When reaching out to AMD's Linux engineers about it, on 21 November they did release an AMD x86 MCE patch for the Linux kernel. Unfortunately as of writing that patch has yet to be picked up by the mainline Linux kernel or found by any distribution kernels for that matter. So, sadly, on launch-day if trying to easily boot up Linux distributions on the hardware you are likely to see a hang or MCE errors. But at least there is the "mce=off" parameter to workaround this issue until the MCE fix has landed.

Sadly this isn't the first Ryzen launch with Linux headaches at launch. For those that recall the original Ryzen launch there was the "performance marginality problem" affecting some Linux users, having working AMD thermal driver support on Linux was much belated originally and then also late for Zen+, and with the Zen2 launch in July was the big systemd+RdRand woes.

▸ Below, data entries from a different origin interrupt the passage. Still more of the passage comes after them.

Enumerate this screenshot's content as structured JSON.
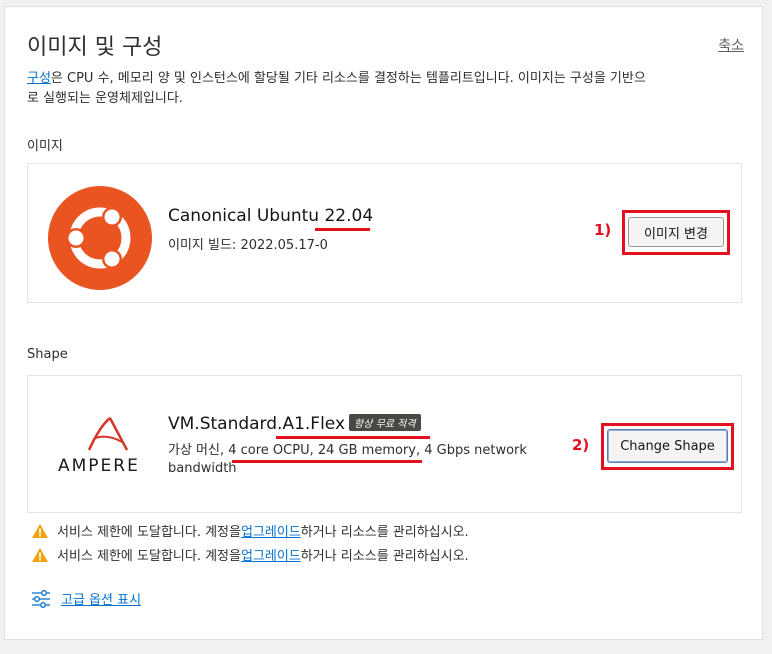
{
  "header": {
    "title": "이미지 및 구성",
    "collapse_label": "축소"
  },
  "intro": {
    "link_text": "구성",
    "text_line1": "은 CPU 수, 메모리 양 및 인스턴스에 할당될 기타 리소스를 결정하는 템플리트입니다. 이미지는 구성을 기반으",
    "text_line2": "로 실행되는 운영체제입니다."
  },
  "image_section": {
    "label": "이미지",
    "name": "Canonical Ubuntu 22.04",
    "build": "이미지 빌드: 2022.05.17-0",
    "change_button": "이미지 변경",
    "annotation": "1)",
    "logo_color": "#e95420"
  },
  "shape_section": {
    "label": "Shape",
    "logo_text": "AMPERE",
    "name": "VM.Standard.A1.Flex",
    "badge": "항상 무료 적격",
    "desc_line1": "가상 머신, 4 core OCPU, 24 GB memory, 4 Gbps network",
    "desc_line2": "bandwidth",
    "change_button": "Change Shape",
    "annotation": "2)",
    "logo_color": "#d6352a"
  },
  "warnings": [
    {
      "prefix": "서비스 제한에 도달합니다. 계정을 ",
      "link": "업그레이드",
      "suffix": "하거나 리소스를 관리하십시오."
    },
    {
      "prefix": "서비스 제한에 도달합니다. 계정을 ",
      "link": "업그레이드",
      "suffix": "하거나 리소스를 관리하십시오."
    }
  ],
  "advanced": {
    "label": "고급 옵션 표시"
  },
  "colors": {
    "annotation_red": "#e4101f",
    "link_blue": "#0572ce",
    "warning_yellow": "#f0a30a"
  }
}
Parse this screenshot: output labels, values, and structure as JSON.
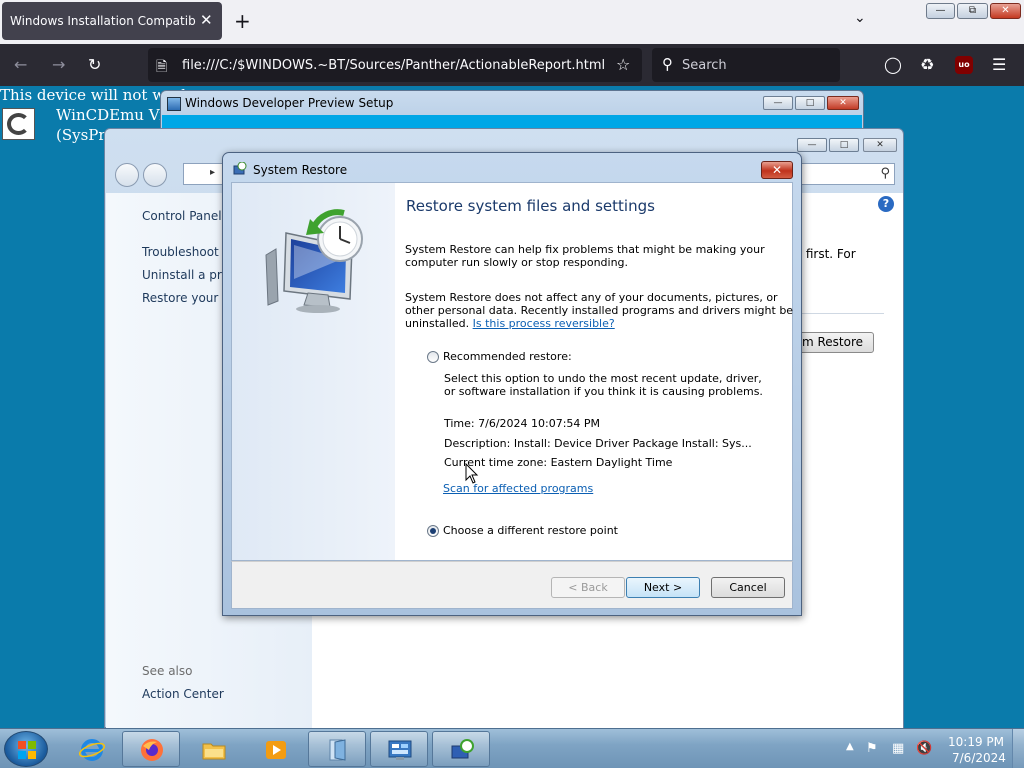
{
  "browser": {
    "tab_title": "Windows Installation Compatibility",
    "tab_close": "✕",
    "new_tab": "+",
    "tab_list": "⌄",
    "url": "file:///C:/$WINDOWS.~BT/Sources/Panther/ActionableReport.html",
    "search_placeholder": "Search",
    "ublock_label": "uo"
  },
  "page": {
    "warning_text": "This device will not work",
    "app_name": "WinCDEmu Vir",
    "app_sub": "(SysPro"
  },
  "setup_window": {
    "title": "Windows Developer Preview Setup"
  },
  "control_panel": {
    "sidebar": {
      "home": "Control Panel H",
      "troubleshoot": "Troubleshoot a",
      "uninstall": "Uninstall a prog",
      "restore_files": "Restore your fil",
      "see_also": "See also",
      "action_center": "Action Center"
    },
    "right_text": "ry first. For",
    "open_restore_button": "em Restore"
  },
  "system_restore": {
    "title": "System Restore",
    "heading": "Restore system files and settings",
    "p1_line1": "System Restore can help fix problems that might be making your",
    "p1_line2": "computer run slowly or stop responding.",
    "p2_line1": "System Restore does not affect any of your documents, pictures, or",
    "p2_line2": "other personal data. Recently installed programs and drivers might be",
    "p2_line3_prefix": "uninstalled.",
    "p2_link": "Is this process reversible?",
    "recommended_label": "Recommended restore:",
    "recommended_desc_line1": "Select this option to undo the most recent update, driver,",
    "recommended_desc_line2": "or software installation if you think it is causing problems.",
    "time": "Time: 7/6/2024 10:07:54 PM",
    "description": "Description: Install: Device Driver Package Install: Sys...",
    "timezone": "Current time zone: Eastern Daylight Time",
    "scan_link": "Scan for affected programs",
    "different_label": "Choose a different restore point",
    "recommended_selected": false,
    "different_selected": true,
    "back_button": "< Back",
    "next_button": "Next >",
    "cancel_button": "Cancel"
  },
  "taskbar": {
    "clock_time": "10:19 PM",
    "clock_date": "7/6/2024"
  },
  "colors": {
    "desktop": "#0a7bab",
    "firefox_dark": "#2b2a33",
    "link": "#0b5fb3",
    "heading": "#1b3a6b"
  }
}
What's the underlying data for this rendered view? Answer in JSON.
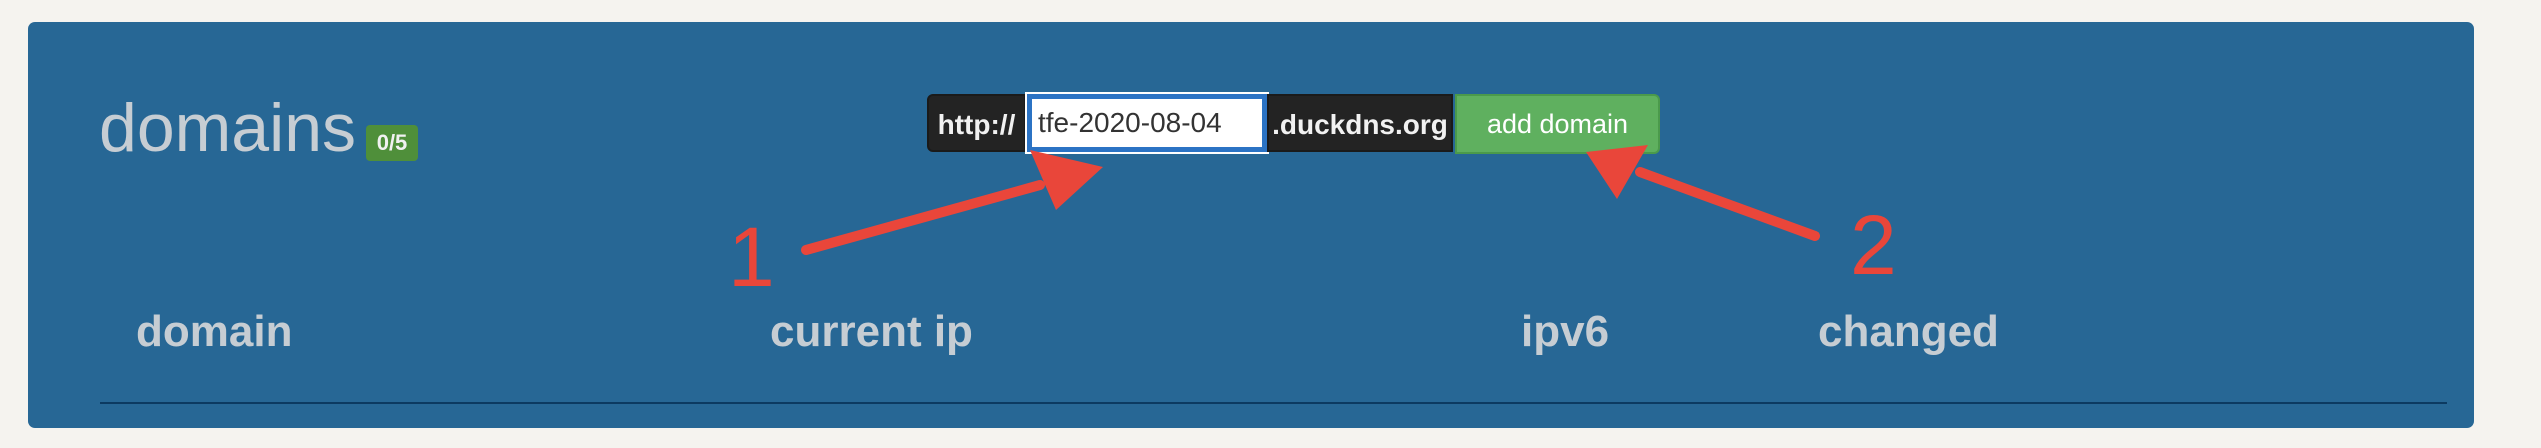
{
  "header": {
    "title": "domains",
    "badge": "0/5"
  },
  "add_form": {
    "prefix": "http://",
    "input_value": "tfe-2020-08-04",
    "suffix": ".duckdns.org",
    "button_label": "add domain"
  },
  "annotations": {
    "label_1": "1",
    "label_2": "2",
    "color": "#e9463a"
  },
  "table": {
    "columns": [
      "domain",
      "current ip",
      "ipv6",
      "changed"
    ]
  },
  "colors": {
    "panel": "#276795",
    "button": "#5fb05f",
    "input_focus": "#2b73c4"
  }
}
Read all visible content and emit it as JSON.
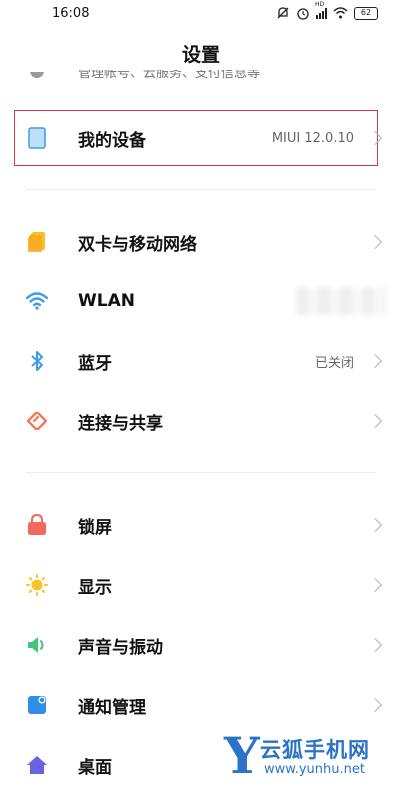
{
  "status_bar": {
    "time": "16:08",
    "signal_label": "HD",
    "battery": "62"
  },
  "header": {
    "title": "设置",
    "scrolled_text": "管理帐号、云服务、支付信息等"
  },
  "rows": [
    {
      "label": "我的设备",
      "value": "MIUI 12.0.10",
      "icon": "tablet-icon",
      "icon_color": "#5aa9e6"
    },
    {
      "label": "双卡与移动网络",
      "value": "",
      "icon": "sim-card-icon",
      "icon_color": "#f6c32b"
    },
    {
      "label": "WLAN",
      "value": "",
      "icon": "wifi-icon",
      "icon_color": "#3e9be9"
    },
    {
      "label": "蓝牙",
      "value": "已关闭",
      "icon": "bluetooth-icon",
      "icon_color": "#3e9be9"
    },
    {
      "label": "连接与共享",
      "value": "",
      "icon": "share-icon",
      "icon_color": "#f07a5b"
    },
    {
      "label": "锁屏",
      "value": "",
      "icon": "lock-icon",
      "icon_color": "#f26a5e"
    },
    {
      "label": "显示",
      "value": "",
      "icon": "sun-icon",
      "icon_color": "#f6c32b"
    },
    {
      "label": "声音与振动",
      "value": "",
      "icon": "speaker-icon",
      "icon_color": "#46c37b"
    },
    {
      "label": "通知管理",
      "value": "",
      "icon": "notification-icon",
      "icon_color": "#2f8fe8"
    },
    {
      "label": "桌面",
      "value": "",
      "icon": "home-icon",
      "icon_color": "#6b61e3"
    }
  ],
  "watermark": {
    "letter": "Y",
    "name": "云狐手机网",
    "url": "www.yunhu.net"
  }
}
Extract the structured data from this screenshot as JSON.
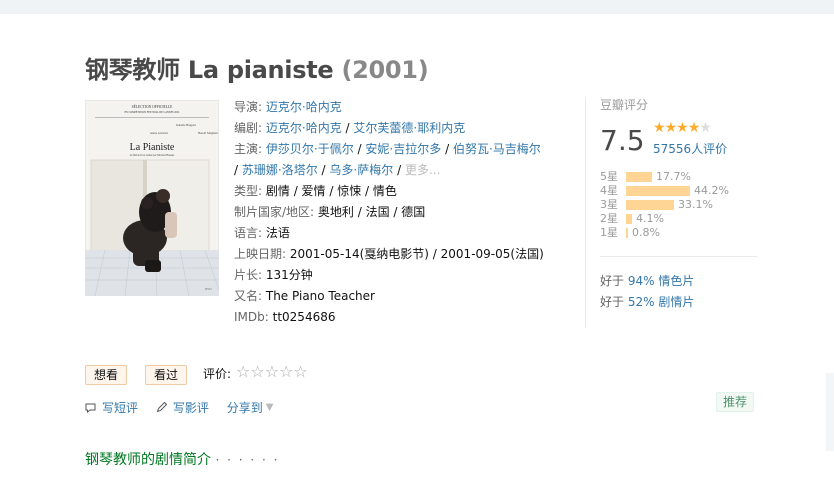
{
  "title": {
    "cn": "钢琴教师",
    "en": "La pianiste",
    "year": "(2001)"
  },
  "poster": {
    "top_text1": "SÉLECTION OFFICIELLE",
    "top_text2": "EN COMPÉTITION FESTIVAL DE CANNES 2001",
    "name1": "Isabelle Huppert",
    "name2": "Annie Girardot",
    "name3": "Benoît Magimel",
    "film": "La Pianiste",
    "credit": "un film écrit et réalisé par Michael Haneke"
  },
  "info": {
    "director_label": "导演:",
    "director": "迈克尔·哈内克",
    "writer_label": "编剧:",
    "writers": [
      "迈克尔·哈内克",
      "艾尔芙蕾德·耶利内克"
    ],
    "cast_label": "主演:",
    "cast_line1": [
      "伊莎贝尔·于佩尔",
      "安妮·吉拉尔多",
      "伯努瓦·马吉梅尔"
    ],
    "cast_line2": [
      "苏珊娜·洛塔尔",
      "乌多·萨梅尔"
    ],
    "more": "更多...",
    "genre_label": "类型:",
    "genres": "剧情 / 爱情 / 惊悚 / 情色",
    "country_label": "制片国家/地区:",
    "country": "奥地利 / 法国 / 德国",
    "language_label": "语言:",
    "language": "法语",
    "release_label": "上映日期:",
    "release": "2001-05-14(戛纳电影节) / 2001-09-05(法国)",
    "runtime_label": "片长:",
    "runtime": "131分钟",
    "aka_label": "又名:",
    "aka": "The Piano Teacher",
    "imdb_label": "IMDb:",
    "imdb": "tt0254686"
  },
  "rating": {
    "label": "豆瓣评分",
    "score": "7.5",
    "stars_value": 4,
    "stars_max": 5,
    "count": "57556人评价",
    "bars": [
      {
        "label": "5星",
        "pct": "17.7%",
        "value": 17.7
      },
      {
        "label": "4星",
        "pct": "44.2%",
        "value": 44.2
      },
      {
        "label": "3星",
        "pct": "33.1%",
        "value": 33.1
      },
      {
        "label": "2星",
        "pct": "4.1%",
        "value": 4.1
      },
      {
        "label": "1星",
        "pct": "0.8%",
        "value": 0.8
      }
    ],
    "better": [
      {
        "prefix": "好于",
        "pct": "94%",
        "cat": "情色片"
      },
      {
        "prefix": "好于",
        "pct": "52%",
        "cat": "剧情片"
      }
    ]
  },
  "buttons": {
    "want": "想看",
    "seen": "看过",
    "rate_label": "评价:"
  },
  "actions": {
    "short_review": "写短评",
    "review": "写影评",
    "share": "分享到",
    "recommend": "推荐"
  },
  "section": {
    "title": "钢琴教师的剧情简介",
    "dots": "· · · · · ·"
  },
  "colors": {
    "link": "#3377aa",
    "star": "#ffac2d",
    "bar": "#ffd596",
    "section": "#007722"
  }
}
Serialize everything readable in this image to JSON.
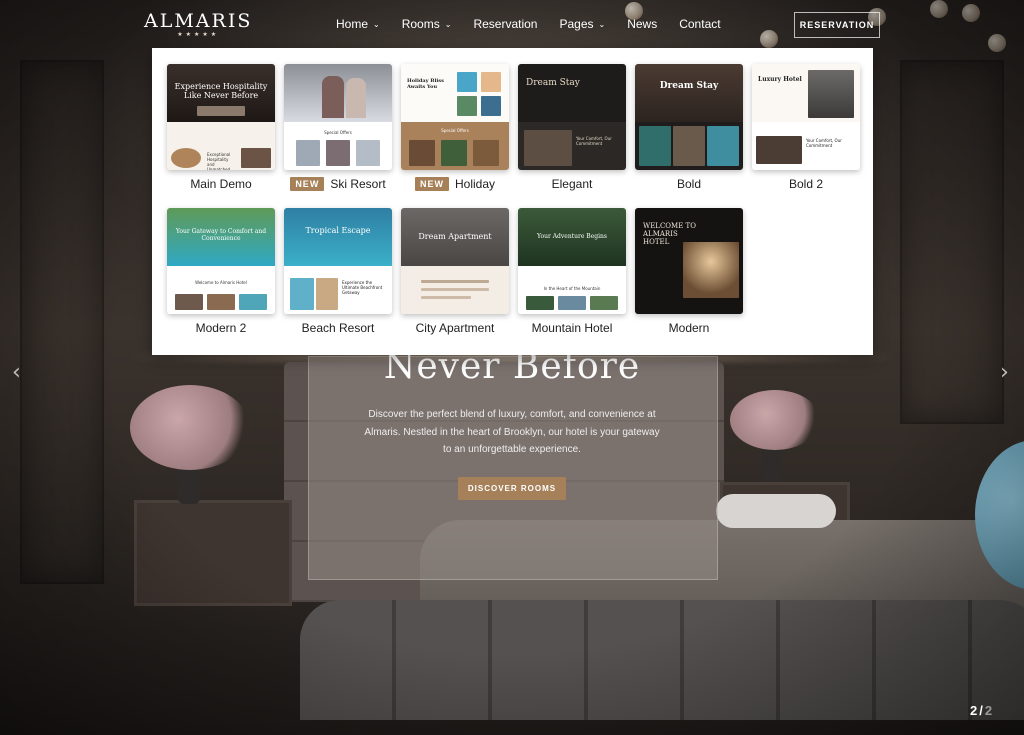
{
  "brand": {
    "name": "ALMARIS",
    "stars": "★★★★★"
  },
  "nav": {
    "items": [
      {
        "label": "Home",
        "caret": "⌄"
      },
      {
        "label": "Rooms",
        "caret": "⌄"
      },
      {
        "label": "Reservation",
        "caret": ""
      },
      {
        "label": "Pages",
        "caret": "⌄"
      },
      {
        "label": "News",
        "caret": ""
      },
      {
        "label": "Contact",
        "caret": ""
      }
    ],
    "reservation_button": "RESERVATION"
  },
  "mega_menu": {
    "new_badge": "NEW",
    "demos": [
      {
        "label": "Main Demo",
        "is_new": false,
        "caption": "Experience Hospitality Like Never Before",
        "sub": "Exceptional Hospitality and Unmatched Relaxation at"
      },
      {
        "label": "Ski Resort",
        "is_new": true,
        "caption": "",
        "sub": "Special Offers"
      },
      {
        "label": "Holiday",
        "is_new": true,
        "caption": "Holiday Bliss Awaits You",
        "sub": "Special Offers"
      },
      {
        "label": "Elegant",
        "is_new": false,
        "caption": "Dream Stay",
        "sub": "Your Comfort, Our Commitment"
      },
      {
        "label": "Bold",
        "is_new": false,
        "caption": "Dream Stay",
        "sub": ""
      },
      {
        "label": "Bold 2",
        "is_new": false,
        "caption": "Luxury Hotel",
        "sub": "Your Comfort, Our Commitment"
      },
      {
        "label": "Modern 2",
        "is_new": false,
        "caption": "Your Gateway to Comfort and Convenience",
        "sub": "Welcome to Almaris Hotel"
      },
      {
        "label": "Beach Resort",
        "is_new": false,
        "caption": "Tropical Escape",
        "sub": "Experience the Ultimate Beachfront Getaway"
      },
      {
        "label": "City Apartment",
        "is_new": false,
        "caption": "Dream Apartment",
        "sub": ""
      },
      {
        "label": "Mountain Hotel",
        "is_new": false,
        "caption": "Your Adventure Begins",
        "sub": "In the Heart of the Mountain"
      },
      {
        "label": "Modern",
        "is_new": false,
        "caption": "WELCOME TO ALMARIS HOTEL",
        "sub": ""
      }
    ]
  },
  "hero": {
    "title": "Never Before",
    "description": "Discover the perfect blend of luxury, comfort, and convenience at Almaris. Nestled in the heart of Brooklyn, our hotel is your gateway to an unforgettable experience.",
    "button": "DISCOVER ROOMS"
  },
  "slider": {
    "prev": "‹",
    "next": "›",
    "current": "2",
    "separator": "/",
    "total": "2"
  },
  "colors": {
    "accent": "#a68058",
    "menu_bg": "#ffffff"
  }
}
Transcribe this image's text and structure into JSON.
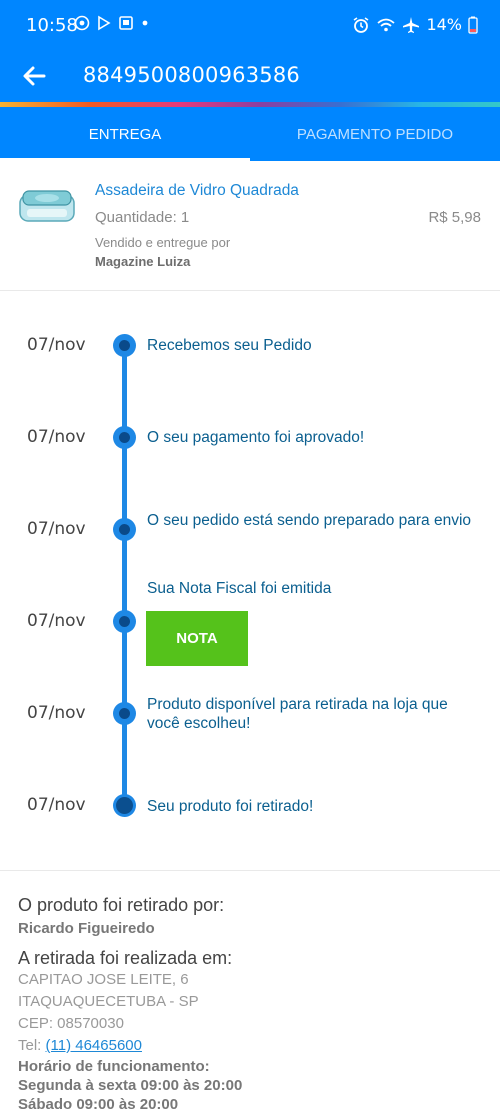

With AMD continuing to gain marketshare on both client and servers, hopefully in 2020 we'll see them investing in more Linux/open-source initiatives. The AMD EPYC Linux support has always been strong at launch unlike the Ryzen launches, but they are still stretched thin when it comes to Linux engineering resources on the CPU side with often seeing patches come via their partners at SUSE, Code Sourcery, etc. A decade ago back when there was the AMD Operating System Research Center they were more engaged with upstream Linux and hopefully with the continued Ryzen/EPYC growth we'll be able to see them allocate said resources to ensure solid Linux support at launch moving forward. Besides the launch headaches, there is still more that could be done to Znver2 tuning in the LLVM Clang and GCC compilers, there still isn't mainline support for being able to read the CPU power consumption on Zen CPUs (but there is the out-of-tree Zenpower driver), the BSD support at times is a bit iffy, some CPU features like SEV took a while past hardware availability to get mainlined (or another random example, even RDPRU reporting to /proc/cpuinfo is only coming now with the Linux 5.5 cycle), and other areas they could further polish their Linux/open-source software support.

But at least with that MCE issue out of the way, in my testing over the past two weeks, the Linux experience on the likes of Ubuntu 19.10 with Linux 5.3~5.4 kernels has been smooth. I'll have cross-distribution benchmarks and other metrics in the days ahead.